Sue Lyon, une vie hantée par Lolita
Une sucette dans la bouche, des lunettes rouges en forme de cœur. Depuis près de soixante ans, Sue Lyon est synonyme de Lolita, et son image est associée à l’affiche du film de Stanley Kubrick, sorti en 1962. L’actrice américaine a beau avoir joué dans une vingtaine de films, Lolita lui colle à la peau. Il a été sa plus grande réussite, lui a valu un Golden Globe de la révélation féminine.
A 14 ans, elle décroche le rôle presque par hasard. Elle vit à Los Angeles et travaille alors comme mannequin pour subvenir aux besoins de sa famille. Elle enchaîne les castings, et a vu passer une annonce pour le film. Elle n’en attend rien, à la manière d’un joueur de Loto distrait qui soudain gagne le gros lot.
Stanley Kubrick l’avait déjà repérée dans une émission de télévision, le « Loretta Young Show ». Parmi 800 autres jeunes candidates, il la retient pour incarner une jeune fille victime d’une relation pédophile avec un professeur de littérature française. Mais, en guise de gros lot, Lolita, sa polémique et les conséquences du succès marqueront, pour l’actrice, le début d’une lente destruction, d’un destin brisé par le cinéma.

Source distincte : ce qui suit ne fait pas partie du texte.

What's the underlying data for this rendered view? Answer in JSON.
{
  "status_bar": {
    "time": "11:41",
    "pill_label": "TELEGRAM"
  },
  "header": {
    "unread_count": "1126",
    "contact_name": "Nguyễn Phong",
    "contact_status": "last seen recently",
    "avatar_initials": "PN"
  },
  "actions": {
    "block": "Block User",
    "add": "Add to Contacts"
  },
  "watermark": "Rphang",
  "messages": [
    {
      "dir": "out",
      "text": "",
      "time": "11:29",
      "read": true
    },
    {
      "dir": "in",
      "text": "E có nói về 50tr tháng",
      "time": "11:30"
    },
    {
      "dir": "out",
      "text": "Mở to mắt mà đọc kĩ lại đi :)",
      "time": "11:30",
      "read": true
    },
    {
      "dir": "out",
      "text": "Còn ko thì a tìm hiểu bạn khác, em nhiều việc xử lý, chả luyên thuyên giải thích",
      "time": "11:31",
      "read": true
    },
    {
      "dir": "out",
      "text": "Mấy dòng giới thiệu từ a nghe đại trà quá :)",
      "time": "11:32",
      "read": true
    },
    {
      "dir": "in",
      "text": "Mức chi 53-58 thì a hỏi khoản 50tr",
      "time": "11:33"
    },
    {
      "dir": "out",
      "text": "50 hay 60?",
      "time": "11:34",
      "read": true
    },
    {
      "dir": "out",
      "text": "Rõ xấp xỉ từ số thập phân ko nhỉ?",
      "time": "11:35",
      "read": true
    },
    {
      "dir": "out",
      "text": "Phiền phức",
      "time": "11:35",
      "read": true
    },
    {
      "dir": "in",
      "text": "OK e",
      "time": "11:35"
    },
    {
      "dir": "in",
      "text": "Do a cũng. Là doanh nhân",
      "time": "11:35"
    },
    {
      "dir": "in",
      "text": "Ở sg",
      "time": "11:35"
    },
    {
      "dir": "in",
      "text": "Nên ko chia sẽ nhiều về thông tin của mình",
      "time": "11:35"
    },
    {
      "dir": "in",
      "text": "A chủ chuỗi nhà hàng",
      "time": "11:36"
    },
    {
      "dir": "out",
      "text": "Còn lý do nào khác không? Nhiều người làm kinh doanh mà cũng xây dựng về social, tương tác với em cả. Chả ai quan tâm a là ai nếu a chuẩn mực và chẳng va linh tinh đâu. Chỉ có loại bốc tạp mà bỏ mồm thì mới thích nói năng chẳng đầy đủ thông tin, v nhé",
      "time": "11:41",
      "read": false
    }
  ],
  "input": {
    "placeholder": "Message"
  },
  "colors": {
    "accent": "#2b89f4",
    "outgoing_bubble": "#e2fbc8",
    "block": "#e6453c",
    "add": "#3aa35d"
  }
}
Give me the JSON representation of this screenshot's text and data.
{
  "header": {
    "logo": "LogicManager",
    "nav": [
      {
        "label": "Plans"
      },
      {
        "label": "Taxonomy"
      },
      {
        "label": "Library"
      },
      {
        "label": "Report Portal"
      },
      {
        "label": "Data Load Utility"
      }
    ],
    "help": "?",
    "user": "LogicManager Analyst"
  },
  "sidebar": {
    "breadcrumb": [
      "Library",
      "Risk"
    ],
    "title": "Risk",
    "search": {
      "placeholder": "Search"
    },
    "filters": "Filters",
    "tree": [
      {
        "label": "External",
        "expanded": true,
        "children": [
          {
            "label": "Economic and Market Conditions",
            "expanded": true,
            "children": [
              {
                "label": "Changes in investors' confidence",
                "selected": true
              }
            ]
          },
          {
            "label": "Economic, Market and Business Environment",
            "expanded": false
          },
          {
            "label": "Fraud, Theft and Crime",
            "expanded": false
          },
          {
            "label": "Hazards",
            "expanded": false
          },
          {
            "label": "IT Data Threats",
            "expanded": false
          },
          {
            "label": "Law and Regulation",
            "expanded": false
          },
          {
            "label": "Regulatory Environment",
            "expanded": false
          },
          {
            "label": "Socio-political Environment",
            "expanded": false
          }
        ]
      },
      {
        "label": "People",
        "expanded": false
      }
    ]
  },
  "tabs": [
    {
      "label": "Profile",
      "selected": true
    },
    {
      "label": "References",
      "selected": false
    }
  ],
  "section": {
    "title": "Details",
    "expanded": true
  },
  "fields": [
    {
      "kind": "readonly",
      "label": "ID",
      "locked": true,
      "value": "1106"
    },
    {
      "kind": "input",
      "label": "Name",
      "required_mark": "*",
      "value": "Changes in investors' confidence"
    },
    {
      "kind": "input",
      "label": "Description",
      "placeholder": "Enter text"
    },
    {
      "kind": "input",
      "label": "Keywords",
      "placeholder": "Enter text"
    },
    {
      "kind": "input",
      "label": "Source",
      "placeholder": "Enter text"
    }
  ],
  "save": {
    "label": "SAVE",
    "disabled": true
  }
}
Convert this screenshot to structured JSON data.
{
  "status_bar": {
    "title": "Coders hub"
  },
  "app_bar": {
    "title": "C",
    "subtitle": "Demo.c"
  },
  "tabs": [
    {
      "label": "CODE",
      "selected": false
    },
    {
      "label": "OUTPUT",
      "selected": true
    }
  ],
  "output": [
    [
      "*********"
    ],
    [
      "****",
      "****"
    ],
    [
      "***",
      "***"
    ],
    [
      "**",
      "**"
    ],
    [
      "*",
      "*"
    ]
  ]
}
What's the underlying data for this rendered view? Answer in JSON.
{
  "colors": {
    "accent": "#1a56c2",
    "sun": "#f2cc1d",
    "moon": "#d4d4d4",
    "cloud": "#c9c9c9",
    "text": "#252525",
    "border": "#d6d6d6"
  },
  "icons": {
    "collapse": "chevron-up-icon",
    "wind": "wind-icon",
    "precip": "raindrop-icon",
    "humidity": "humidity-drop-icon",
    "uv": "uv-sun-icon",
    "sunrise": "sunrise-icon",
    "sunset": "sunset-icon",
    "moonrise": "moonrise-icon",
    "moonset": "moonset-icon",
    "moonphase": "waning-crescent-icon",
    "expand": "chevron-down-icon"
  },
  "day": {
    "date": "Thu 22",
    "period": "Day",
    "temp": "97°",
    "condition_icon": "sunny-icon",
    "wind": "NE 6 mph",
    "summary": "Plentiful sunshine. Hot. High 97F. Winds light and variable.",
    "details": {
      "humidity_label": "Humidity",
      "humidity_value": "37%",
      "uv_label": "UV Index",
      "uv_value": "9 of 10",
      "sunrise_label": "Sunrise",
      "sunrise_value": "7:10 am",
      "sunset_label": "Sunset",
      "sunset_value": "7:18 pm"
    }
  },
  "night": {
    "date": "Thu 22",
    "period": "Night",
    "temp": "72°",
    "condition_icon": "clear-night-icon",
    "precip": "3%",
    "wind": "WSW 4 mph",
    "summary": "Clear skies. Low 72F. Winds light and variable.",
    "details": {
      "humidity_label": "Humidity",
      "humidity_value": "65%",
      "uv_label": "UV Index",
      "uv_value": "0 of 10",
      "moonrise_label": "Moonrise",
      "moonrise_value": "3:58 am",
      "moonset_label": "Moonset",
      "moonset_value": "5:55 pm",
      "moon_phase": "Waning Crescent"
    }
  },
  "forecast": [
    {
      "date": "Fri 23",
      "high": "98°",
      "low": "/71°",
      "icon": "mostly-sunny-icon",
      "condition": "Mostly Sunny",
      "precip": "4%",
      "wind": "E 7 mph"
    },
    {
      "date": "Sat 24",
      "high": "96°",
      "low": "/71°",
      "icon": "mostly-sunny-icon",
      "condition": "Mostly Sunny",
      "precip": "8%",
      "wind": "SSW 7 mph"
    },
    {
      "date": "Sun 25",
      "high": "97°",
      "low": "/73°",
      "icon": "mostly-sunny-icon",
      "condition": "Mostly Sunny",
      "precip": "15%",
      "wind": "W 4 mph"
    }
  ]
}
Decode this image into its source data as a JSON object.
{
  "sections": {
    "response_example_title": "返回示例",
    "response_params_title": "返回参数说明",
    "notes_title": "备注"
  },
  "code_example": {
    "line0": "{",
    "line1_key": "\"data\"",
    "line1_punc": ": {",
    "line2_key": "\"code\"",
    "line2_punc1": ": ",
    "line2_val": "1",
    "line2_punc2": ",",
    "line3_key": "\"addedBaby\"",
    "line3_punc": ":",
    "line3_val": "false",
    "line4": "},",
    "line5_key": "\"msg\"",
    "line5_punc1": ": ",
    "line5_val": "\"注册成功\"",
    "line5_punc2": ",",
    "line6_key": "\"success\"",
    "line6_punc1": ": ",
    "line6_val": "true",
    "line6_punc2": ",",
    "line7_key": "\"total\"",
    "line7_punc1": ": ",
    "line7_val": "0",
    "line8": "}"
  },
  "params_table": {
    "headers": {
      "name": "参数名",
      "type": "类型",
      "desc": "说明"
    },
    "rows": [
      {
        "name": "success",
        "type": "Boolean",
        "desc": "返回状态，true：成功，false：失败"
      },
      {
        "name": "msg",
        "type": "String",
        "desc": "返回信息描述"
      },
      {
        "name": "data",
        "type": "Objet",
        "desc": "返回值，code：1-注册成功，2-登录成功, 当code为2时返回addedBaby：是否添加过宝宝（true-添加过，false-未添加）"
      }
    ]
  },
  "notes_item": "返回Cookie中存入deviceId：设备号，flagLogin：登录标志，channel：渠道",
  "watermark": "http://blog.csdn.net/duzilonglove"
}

A l’heure où se pose de manière accrue la question des enfants acteurs dans des rôles sexuellement marqués, le parcours de l’actrice interroge plus que jamais. En janvier, au festival du film de Sundance, dans l’Utah, le film The Most Beautiful Boy in the World (« Le plus beau garçon du monde »), réalisé par Kristina Lindström et Kristian Petri, a montré comment Mort à Venise (1971), de Luchino Visconti, avait ruiné la vie du Suédois Björn Andrésen. Ce dernier, âgé de 15 ans lors du tournage, interprétait l’adolescent qui trouble par sa beauté le vieux compositeur joué par Dirk Bogarde.
De son adolescence jusqu’à son décès en 2019, à 73 ans, Sue Lyon a, elle aussi, enchaîné les histoires chaotiques, sur les plans professionnel et privé. Son état psychique n’a rien arrangé. « Ma mère a été diagnostiquée bipolaire sur le tard, elle l’était en fait depuis la fin de l’adolescence », témoigne sa fille unique, Nona Harrison, 49 ans. Sue Lyon n’avait pas les épaules assez solides pour devenir une icône.
Imposée pour le rôle-titre par Kubrick
Pour le rôle de Lolita, c’est une autre comédienne qui était pressentie, au départ : Tuesday Weld. Issue du sérail hollywoodien, actrice de télévision et de cinéma – elle est apparue, à 13 ans, dans Le Faux Coupable (1956) d’Alfred Hitchcock –, elle a davantage d’expérience que Sue Lyon. Stanley Kubrick avait été séduit par cette jolie blonde de 17 ans. Il suffit de la voir plus tard dans un de ses premiers personnages marquants, une jeune femme capable de fendre la carapace du joueur de poker froid et obsessionnel qu’interprète Steve McQueen, dans Le Kid de Cincinnati (1965), pour imaginer ce que Kubrick a en tête : une Lolita à la sexualité à fleur de peau.